The last form is used to import header units that cannot be re-searched.
  For example, this form of the IMPORT request is issued for
  include directives that have been translated to import (see below).
3.1.2 INCLUDE
  > INCLUDE <hdr-name>
  [hdr-path]
  
  > INCLUDE "hdr-name" [hdr-path]
  
  > INCLUDE 'hdr-name' hdr-path
  
  
     < SEARCH
  
     < INCLUDE
  
     < IMPORT [bmi]
  
     < ERROR msg
The first two forms of the INCLUDE request are analogous to
  the corresponding IMPORT forms. The INCLUDE
  response signals that the header should be textually included while the
  IMPORT response signals that it should be translated to an
  import. The IMPORT response may optionally specify the BMI. If
  the BMI is omitted then the compiler should issue a separate
  IMPORT request.
Replying with just IMPORT could be useful if, for example,
  the mapping is split between dynamic and static mappers.
Similar to IMPORT, if the header is not found
  (hdr-path is absent), then the INCLUDE or
  IMPORT response should cause the compiler to issue the usual
  "header not found" diagnostics. In this case the bmi field in the
  IMPORT response is ignored and can be omitted.
The last form is used to include headers that can neither be re-searched nor translated.
3.2 Static Mapper
The static mapper specifies one module or header to BMI mapping per line in the following form:
[prefix] mod-name bmi
  
  [prefix] 'hdr-path' bmi
  
  [prefix] !'hdr-path' [bmi]
Note that the same format is used both to provide the input mapping for imported modules/headers as well as the output mapping for writing a module/header BMI.

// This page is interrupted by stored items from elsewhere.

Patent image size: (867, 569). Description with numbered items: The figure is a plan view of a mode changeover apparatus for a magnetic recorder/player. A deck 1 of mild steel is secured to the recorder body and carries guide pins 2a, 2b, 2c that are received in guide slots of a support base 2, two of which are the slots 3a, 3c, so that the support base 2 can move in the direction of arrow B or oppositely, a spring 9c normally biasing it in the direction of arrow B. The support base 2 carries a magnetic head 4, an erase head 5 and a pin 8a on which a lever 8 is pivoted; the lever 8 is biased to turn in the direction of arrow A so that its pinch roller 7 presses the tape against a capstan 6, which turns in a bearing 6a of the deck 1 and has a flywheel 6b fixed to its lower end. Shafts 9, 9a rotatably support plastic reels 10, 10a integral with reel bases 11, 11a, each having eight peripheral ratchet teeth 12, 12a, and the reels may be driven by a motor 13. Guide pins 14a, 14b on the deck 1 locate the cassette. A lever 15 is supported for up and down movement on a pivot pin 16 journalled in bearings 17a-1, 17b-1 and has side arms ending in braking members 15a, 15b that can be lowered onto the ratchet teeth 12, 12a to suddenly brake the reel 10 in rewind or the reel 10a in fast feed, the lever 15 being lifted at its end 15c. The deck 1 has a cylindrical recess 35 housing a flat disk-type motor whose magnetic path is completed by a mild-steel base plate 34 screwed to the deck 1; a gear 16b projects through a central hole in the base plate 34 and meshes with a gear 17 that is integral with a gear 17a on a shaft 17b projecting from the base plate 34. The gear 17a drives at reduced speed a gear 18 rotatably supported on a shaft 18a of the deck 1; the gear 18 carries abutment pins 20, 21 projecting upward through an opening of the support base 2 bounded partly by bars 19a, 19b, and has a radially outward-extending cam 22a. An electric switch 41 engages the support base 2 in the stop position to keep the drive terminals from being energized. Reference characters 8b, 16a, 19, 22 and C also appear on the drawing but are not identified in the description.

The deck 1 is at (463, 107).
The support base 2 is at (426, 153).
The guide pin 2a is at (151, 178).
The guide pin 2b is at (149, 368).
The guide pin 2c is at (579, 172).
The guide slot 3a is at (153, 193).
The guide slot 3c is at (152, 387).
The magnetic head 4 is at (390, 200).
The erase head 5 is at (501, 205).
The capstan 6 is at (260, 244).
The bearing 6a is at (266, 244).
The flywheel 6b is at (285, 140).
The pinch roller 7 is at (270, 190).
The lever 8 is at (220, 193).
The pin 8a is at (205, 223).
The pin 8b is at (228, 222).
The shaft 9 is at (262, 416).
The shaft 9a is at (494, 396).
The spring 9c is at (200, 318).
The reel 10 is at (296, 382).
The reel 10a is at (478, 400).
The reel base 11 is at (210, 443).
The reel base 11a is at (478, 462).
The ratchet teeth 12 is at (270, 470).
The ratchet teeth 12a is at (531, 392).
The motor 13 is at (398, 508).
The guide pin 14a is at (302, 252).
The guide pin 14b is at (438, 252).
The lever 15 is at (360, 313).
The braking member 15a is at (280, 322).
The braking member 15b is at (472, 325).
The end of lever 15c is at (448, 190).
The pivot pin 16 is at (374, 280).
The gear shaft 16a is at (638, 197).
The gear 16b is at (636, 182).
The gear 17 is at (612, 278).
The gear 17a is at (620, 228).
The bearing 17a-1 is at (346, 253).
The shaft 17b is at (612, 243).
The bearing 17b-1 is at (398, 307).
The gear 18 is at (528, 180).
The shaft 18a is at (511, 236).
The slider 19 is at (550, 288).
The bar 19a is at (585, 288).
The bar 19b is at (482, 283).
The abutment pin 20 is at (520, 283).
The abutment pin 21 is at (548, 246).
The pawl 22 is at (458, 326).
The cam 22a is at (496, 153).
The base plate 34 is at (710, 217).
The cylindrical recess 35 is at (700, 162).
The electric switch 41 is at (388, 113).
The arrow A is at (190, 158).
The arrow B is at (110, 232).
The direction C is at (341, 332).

A line prefix may be specified in an implementation-defined manner (for example, as part of the command line option that specifies the mapper file). If specified, then only lines that begin with such a prefix are considered (the prefix itself is ignored). Leading (after the line prefix, if any) and trailing whitespaces as well as blank lines are ignored.
Specifying the line prefix is supported by GCC but this functionality is not described in P1184.
The line prefix allows reusing existing files, such as the venerable
  .d file, for storing the module mapping information.
The last form (with the leading !) is used to signal
  that including this header should be translated to an import. In this form
  specifying the BMI is optional.
It may be desirable to allow separating the specification of header to BMI mapping and include translation, for example, in different mapper files. At the same time we expect it to be common for these specifications to be combined.
4 Questions and Answers
4.1 Is there implementation experience?
Yes, an implementation is available in the boris/c++-modules-ex
  GCC branch.
4.2 Is there usage experience?
Yes, the build2 build
  system implements support for modules and header units (including
  include translation) in GCC using this generalized mapper.
5 Acknowledgments
This work is based on Nathan Sidwell's P1184 and module mapper implementation in GCC. The module mapper idea was originally conceived (according to P1184) in a discussion between Nathan Sidwell, Richard Smith, and David Blaikie.